Noemi, esposa de Elimèlech, é deixada sozinha com suas duas noras moabitas, Orpa ("aquela que lhe dá as costas") e Rute ("a amiga"). Estas três mulheres experimentam a desolação do luto, mas ao mesmo tempo também a riqueza do afeto mútuo.
Na condição de desconforto emerge a qualidade da relação entre Noemi e suas duas noras, que são amadas pela sogra como filhas.
O convite que Noemi dirige às suas noras, de retornarem às casas das suas mães, evidencia a sua preocupação materna por elas. Após este convite, Orpa beija sua sogra em lágrimas e volta para casa da sua mãe, enquanto Rute, como apresentado nos versos iniciais, não quer se separar de Noemi.
Rute não pode deixar Naomi sozinha em amargura! O texto não nos conta os detalhes da relação entre as duas mulheres, mas nesses versos emerge todo o amor de uma filha por sua. Rute revela-se uma filha que mostra um profundo agradecimento à mãe pela herança que recebeu: a beleza da sua pessoa, a sua experiência de vida, como mãe, o seu exemplo e a sua fé em Deus. A moabita mostra fidelidade e dedicação à sogra, e pratica o que a própria Noemi provavelmente lhe ensinou: ela expressa seus sentimentos de gratidão e sua adesão à fé em gestos concretos de amor.
O texto bíblico não afirma explicitamente se Rute aprendeu com Noemi a beleza da fé no Deus de Israel, mas permite que seja entendida por meio da determinação da moabita.
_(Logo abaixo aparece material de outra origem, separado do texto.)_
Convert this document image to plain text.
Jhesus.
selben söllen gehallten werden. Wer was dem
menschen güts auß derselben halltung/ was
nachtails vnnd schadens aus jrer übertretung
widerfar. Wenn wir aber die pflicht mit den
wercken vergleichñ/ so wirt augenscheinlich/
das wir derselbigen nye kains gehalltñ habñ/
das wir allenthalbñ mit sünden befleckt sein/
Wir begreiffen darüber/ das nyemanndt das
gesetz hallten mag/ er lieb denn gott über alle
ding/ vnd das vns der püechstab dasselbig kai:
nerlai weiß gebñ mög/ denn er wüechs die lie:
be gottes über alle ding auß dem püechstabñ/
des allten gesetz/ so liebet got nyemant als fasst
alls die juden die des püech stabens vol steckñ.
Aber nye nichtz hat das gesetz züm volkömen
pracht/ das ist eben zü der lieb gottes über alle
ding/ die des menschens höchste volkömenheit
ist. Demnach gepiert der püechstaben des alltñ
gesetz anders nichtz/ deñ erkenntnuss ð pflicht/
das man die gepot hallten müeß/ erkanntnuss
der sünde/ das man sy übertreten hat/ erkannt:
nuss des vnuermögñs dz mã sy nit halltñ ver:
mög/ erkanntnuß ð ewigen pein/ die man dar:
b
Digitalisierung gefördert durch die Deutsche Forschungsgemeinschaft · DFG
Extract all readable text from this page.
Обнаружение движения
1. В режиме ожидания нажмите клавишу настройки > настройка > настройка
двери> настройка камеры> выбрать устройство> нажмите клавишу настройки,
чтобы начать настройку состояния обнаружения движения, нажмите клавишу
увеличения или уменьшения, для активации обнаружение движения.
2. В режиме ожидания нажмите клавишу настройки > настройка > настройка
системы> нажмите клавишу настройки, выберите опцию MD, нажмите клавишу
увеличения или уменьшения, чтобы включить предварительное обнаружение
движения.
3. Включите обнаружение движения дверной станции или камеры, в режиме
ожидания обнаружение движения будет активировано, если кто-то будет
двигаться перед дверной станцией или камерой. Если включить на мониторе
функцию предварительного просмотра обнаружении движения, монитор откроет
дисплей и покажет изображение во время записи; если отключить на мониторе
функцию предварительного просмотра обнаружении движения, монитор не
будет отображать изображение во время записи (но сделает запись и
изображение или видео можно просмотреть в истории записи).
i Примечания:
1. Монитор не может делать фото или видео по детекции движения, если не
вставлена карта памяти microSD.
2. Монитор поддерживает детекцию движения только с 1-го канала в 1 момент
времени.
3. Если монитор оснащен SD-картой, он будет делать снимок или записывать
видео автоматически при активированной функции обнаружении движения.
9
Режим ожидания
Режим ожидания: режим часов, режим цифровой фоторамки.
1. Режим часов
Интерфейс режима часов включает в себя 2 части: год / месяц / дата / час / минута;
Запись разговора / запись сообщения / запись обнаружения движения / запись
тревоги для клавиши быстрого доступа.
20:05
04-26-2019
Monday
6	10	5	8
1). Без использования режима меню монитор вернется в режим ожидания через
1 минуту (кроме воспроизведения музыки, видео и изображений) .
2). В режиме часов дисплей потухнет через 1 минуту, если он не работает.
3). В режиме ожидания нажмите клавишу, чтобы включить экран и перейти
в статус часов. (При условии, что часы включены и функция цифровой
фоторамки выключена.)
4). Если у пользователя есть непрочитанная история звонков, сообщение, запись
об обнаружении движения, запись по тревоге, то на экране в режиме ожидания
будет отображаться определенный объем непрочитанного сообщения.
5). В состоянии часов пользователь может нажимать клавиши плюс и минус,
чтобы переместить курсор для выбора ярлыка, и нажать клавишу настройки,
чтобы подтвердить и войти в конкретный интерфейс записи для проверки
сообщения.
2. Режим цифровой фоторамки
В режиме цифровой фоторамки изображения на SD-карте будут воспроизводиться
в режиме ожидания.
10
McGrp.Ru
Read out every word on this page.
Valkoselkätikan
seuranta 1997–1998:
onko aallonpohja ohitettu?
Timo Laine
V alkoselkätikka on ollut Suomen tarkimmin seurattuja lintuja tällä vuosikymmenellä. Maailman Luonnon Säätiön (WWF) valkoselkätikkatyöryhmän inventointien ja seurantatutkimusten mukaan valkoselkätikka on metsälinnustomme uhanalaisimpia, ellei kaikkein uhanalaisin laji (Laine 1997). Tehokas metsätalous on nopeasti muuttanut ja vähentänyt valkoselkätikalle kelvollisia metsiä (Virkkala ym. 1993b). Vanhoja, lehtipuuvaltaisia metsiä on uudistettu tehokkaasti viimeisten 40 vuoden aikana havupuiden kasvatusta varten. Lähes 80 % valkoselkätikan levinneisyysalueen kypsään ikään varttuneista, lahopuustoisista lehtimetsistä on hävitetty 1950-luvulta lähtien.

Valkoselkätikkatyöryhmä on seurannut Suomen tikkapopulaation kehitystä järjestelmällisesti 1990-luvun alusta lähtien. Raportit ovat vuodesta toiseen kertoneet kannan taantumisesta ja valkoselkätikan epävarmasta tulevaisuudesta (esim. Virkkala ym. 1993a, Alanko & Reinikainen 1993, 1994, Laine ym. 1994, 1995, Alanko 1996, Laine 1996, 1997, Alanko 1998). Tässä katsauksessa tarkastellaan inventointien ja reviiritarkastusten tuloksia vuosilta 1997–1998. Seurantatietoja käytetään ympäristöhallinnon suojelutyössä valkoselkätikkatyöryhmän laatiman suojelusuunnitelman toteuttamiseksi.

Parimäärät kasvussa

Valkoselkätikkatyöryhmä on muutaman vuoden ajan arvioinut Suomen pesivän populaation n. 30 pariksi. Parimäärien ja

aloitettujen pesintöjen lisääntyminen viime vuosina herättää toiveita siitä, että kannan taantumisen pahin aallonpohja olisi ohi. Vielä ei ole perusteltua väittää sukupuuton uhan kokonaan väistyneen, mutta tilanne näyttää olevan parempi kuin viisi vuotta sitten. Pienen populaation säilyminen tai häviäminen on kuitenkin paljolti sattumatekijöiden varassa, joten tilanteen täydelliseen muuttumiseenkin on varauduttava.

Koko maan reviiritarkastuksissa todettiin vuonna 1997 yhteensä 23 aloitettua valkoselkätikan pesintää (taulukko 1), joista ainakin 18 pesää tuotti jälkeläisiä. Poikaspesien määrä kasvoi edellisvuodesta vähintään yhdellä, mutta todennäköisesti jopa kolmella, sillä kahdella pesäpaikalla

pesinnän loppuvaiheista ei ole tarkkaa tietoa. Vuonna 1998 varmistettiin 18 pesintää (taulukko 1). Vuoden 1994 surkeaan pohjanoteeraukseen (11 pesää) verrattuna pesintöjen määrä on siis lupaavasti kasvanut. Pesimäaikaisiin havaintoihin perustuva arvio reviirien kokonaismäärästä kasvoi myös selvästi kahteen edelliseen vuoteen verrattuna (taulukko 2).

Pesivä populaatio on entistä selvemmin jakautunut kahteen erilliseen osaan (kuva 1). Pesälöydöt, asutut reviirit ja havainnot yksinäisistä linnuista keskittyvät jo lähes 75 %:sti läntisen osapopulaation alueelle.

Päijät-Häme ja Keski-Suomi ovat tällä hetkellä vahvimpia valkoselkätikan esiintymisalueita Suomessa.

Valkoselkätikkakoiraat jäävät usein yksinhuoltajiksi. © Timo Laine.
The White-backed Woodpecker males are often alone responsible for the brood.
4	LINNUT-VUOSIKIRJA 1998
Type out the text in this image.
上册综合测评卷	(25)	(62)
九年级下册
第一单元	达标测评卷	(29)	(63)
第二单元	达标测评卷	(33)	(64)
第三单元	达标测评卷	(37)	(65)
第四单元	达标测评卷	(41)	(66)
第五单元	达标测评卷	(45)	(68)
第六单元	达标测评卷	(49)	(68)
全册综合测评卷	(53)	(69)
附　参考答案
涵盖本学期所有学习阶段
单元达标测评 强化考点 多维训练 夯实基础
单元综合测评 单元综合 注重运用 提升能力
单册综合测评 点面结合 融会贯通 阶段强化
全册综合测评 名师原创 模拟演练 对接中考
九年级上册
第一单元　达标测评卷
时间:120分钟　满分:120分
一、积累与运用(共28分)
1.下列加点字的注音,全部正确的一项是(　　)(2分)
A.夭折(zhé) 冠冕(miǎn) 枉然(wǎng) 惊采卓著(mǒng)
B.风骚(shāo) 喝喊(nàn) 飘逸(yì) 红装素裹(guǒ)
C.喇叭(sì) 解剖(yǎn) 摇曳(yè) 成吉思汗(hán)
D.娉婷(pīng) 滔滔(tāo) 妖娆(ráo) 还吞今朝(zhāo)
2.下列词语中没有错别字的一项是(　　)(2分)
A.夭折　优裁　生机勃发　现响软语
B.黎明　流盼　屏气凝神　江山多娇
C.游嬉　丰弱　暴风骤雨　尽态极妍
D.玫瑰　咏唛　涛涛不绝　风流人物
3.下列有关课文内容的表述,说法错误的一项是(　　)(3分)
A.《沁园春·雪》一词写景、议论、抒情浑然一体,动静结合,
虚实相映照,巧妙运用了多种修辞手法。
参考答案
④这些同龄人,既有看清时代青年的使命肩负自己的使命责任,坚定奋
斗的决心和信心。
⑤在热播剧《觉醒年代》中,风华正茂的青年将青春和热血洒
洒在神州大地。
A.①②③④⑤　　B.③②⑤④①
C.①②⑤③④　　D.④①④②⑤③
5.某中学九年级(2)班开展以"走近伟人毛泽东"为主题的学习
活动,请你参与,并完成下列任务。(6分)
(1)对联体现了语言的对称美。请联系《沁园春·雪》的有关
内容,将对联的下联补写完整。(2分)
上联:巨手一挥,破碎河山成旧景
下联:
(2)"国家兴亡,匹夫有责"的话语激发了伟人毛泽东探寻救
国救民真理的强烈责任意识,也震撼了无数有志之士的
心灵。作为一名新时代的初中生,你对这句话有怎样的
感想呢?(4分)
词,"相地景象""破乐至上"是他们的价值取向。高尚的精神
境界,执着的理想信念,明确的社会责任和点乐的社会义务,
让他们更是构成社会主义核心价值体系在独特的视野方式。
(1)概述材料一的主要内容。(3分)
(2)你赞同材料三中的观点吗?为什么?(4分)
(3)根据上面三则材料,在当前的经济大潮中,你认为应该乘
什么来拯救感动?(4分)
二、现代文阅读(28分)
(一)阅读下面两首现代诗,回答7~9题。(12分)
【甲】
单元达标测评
O calor do gesto de proteção da sogra se faz através de um juramento que vem acompanhado de uma fórmula imprecatória, digna de uma filha de Israel! Rute escolheu o Deus de Israel e agora é ela quem indica a Noemi a importância de se deixar guiar pelo amor para ir ao encontro do Amor!
Rute opta por não virar as costas ao que recebeu, por não virar as costas ao carinho da mãe e afirmá-lo em suas posições! Ela acolhe a palavra de Deus que tocou secretamente o seu coração e a prepara para renunciar a tudo o que Moabe pode lhe oferecer, para continuar o seu caminho filial de uma forma totalmente nova a ser descoberta em Belém junto com a sua mãe Noemi.
Belém, a casa do pão, torna-se a casa da providência de Deus, a qual não só liberta seu povo da fome, mas liberta Noemi de sua amargura por meio da presença de Rute. A filha fiel, a amiga, a estrangeira que será mãe fecunda em Israel (cf. Rute 4), escolhe Deus porque escolhe o amor, e a história vira de cabeça para baixo. A força de duas mulheres provadas pela dor por terem perdido tudo, porém, não as impede de permanecerem unidas e crescerem juntas na fé!
A história de Rute nos abre para a beleza do dom dos afetos porque neles podemos sempre encontrar a Deus: nos mais puros sentimentos humanos é o Próprio Deus quem age, e é possível reconhecer a Sua presença. A vida humana pode ser uma teofania em seus acontecimentos, em seus sentimentos de afeto e amor, pode ser verdadeiramente uma manifestação de Deus! Sim, porque Deus é quem dá o pão e se faz presente no dom do afeto.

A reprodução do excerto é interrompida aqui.